Nach den ersten Beobachtungen seit Anfang 2023, macht es einen zentralen Unterschied, ob und auf welche Weise die Behörden die Geduldeten über das „Chancen-Aufenthaltsrecht“ informieren. In Einzelfällen seien Geduldeten sogar in einer Ausländerbehörde in Brandenburg etwa suggeriert worden, dass auch die Identität für den „Chancen-Aufenthalt“ geklärt werden müsse. Dies stimmt rechtlich aber nicht und durch die berechtigte Angst die Dokumente zu liefern, hätten einige Personen mit der Duldung einen Antrag letztendlich nicht erstellt. Durch diese neue Regelung haben die nachweisbar willkürlich und oft rassistisch agierende Ausländerbehörden offensichtlich einen weiteren Schikaneinstrument für sich entdeckt.

Tatsächlich verdient es die „Chancen-Aufenthaltsrecht“ seinen Namen nicht – weder sollte man allzu große Erwartungen an die Chancen haben, noch verbinden sich für den größeren Teil der Menschen in Duldung damit realistische aufenthaltsrechtliche Möglichkeiten. Was so einfach klingt – Deutschkenntnisse, eine Arbeit finden und die Identität klären – ist im täglichen Leben viel zu oft mit schier unüberwindlichen Hürden und Problemen verbunden. Im Koalitionsvertrag war noch die Rede davon, dieses Gesetz der bisherigen Praxis der Kettenduldung entgegenzusetzen. Aber jetzt ist klar: Kettenduldungen wird es weiterhin geben und vermutlich noch mehr.

Also verbirgt sich hinter den rhetorisch nett klingenden Fassade eher ein weiteres Isolations- und Abschiebeinstrument von der nur einige wenige profitieren werden. Menschenfreundliche Asylpolitik geht anders!

Daher sagen wir:

Echte Chancen passen nicht zu diskriminierenden Ausschlussgründen:

Denn die Ausschlussgründe liefern Schutzsuchende der Behördenwillkür aus: An einigen Orten gelten Asylsuchende nur wegen des Verstoßes gegen die Passpflicht bereits als Straftäter*innen – an anderen Orten wird die Einreise ohne Pass weniger kriminalisiert. Die Verknüpfung von Strafrecht mit Aufenthaltsrecht ist grundsätzlich diskriminierend und verstößt gegen Rechtsstaatsprinzipien. Während für deutsche Bürger*innen das Strafsystem einen neuen Anfang ermöglicht, werden bei Ausländer*innen kleinste und verjährte Straftaten aus der Ausländerakte nie gelöscht und können lebenslang aufenthaltsrechtliche Konsequenzen haben. So werden Migrant*innen und Asylsuchende immer mehrfach bestraft und kontrolliert!

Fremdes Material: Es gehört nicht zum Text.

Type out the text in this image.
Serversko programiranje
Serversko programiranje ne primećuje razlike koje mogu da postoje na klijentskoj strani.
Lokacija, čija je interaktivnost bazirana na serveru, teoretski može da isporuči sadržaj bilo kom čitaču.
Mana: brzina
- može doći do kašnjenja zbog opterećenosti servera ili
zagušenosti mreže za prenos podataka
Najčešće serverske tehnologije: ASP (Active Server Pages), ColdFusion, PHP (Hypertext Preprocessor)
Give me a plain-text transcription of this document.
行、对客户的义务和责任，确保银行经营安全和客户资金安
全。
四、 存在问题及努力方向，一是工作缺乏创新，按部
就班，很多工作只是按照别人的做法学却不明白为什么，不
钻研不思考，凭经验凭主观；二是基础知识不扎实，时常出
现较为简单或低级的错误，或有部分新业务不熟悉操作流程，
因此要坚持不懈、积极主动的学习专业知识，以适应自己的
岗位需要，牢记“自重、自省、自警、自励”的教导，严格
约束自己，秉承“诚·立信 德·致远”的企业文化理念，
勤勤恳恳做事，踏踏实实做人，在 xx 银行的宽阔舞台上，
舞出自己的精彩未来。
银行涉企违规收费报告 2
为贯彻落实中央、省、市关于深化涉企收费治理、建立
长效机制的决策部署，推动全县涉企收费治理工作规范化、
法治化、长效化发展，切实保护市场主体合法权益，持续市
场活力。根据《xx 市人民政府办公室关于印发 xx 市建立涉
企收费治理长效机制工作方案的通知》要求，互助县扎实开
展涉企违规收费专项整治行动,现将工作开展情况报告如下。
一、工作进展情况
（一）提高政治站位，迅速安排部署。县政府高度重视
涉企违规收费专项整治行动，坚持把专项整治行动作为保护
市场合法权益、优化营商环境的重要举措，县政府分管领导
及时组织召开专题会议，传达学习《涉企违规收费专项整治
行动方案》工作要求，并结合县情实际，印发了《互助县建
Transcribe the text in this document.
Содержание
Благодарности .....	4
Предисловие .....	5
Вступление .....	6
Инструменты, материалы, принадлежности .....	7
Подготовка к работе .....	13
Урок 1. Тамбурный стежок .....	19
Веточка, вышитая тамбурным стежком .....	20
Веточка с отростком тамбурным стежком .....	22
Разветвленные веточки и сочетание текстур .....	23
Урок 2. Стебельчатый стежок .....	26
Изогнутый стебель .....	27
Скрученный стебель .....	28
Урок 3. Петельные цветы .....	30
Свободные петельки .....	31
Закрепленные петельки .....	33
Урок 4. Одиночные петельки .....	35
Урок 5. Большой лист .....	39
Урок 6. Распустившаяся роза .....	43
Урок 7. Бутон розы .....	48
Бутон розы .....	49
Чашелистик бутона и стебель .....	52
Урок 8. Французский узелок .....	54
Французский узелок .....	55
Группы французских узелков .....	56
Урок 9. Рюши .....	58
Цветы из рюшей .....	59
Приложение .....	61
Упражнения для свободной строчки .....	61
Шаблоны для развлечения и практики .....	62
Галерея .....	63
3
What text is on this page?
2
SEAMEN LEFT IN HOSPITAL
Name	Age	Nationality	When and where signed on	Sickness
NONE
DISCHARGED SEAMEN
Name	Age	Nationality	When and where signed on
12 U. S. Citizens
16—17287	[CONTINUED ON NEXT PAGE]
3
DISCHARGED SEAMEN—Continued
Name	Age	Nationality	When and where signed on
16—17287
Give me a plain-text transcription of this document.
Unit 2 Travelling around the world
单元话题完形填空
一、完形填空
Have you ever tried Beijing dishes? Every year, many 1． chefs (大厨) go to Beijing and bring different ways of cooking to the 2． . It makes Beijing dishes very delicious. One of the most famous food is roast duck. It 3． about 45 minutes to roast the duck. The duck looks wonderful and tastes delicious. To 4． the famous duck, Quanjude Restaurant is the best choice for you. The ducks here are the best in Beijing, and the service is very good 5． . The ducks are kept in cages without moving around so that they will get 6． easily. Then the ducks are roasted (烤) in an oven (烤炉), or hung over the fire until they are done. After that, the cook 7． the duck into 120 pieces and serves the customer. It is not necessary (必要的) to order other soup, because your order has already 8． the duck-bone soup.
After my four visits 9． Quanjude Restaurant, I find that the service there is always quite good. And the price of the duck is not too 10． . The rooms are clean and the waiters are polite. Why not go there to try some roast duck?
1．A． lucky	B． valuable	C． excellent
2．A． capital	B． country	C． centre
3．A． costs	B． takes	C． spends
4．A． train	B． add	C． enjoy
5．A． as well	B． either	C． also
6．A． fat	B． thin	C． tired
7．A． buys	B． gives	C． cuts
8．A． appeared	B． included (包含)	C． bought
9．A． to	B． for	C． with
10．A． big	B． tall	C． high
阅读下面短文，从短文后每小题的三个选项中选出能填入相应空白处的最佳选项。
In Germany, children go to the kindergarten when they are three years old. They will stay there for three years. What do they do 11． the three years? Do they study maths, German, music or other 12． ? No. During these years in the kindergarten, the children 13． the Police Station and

• Echte Chancen dürfen nicht vom Pass oder anderen Dokumenten abhängen:

Die Ausländerbehörden gehen oft willkürlich mit der Frage um, ob jemand seine Identität ausreichend geklärt hat. Oft unterstellen sie, dass Schutzsuchende aus Angst vor der Abschiebung ihre Identität verschweigen, obwohl viele Asylsuchende einfach keine Dokumente besorgen können, die ihre Identität beweisen. Die Anforderungen an Dokumente müssen an die Realitäten von Flucht angepasst werden!

• Echte Chancen sind keine Falle:

Laut Gesetz sind alle Schutzsuchenden, die es nicht schaffen innerhalb von 18 Monaten alle Anforderungen für eine dauerhafte Aufenthaltserlaubnis zu erfüllen, mehr als zuvor von Abschiebung bedroht. Denn nun haben sie den Ausländerbehörden Dokumente zu ihrer „Identitätsklärung“ gegeben, die für ihre Abschiebung benutzt werden können. Abschiebungen sind Menschenrechtsverletzungen und müssen abgeschafft werden!

• Echte Chancen müssen realisierbar sein:

Das Leben mit Duldung bedeutet jahrelange Ausgrenzung, oft erzwungene Untätigkeit und Perspektivlosigkeit. Das hinterlässt psychologische Spuren. Wie sollen Geduldete nun innerhalb von 18 Monaten eine Arbeit finden und Deutsch lernen?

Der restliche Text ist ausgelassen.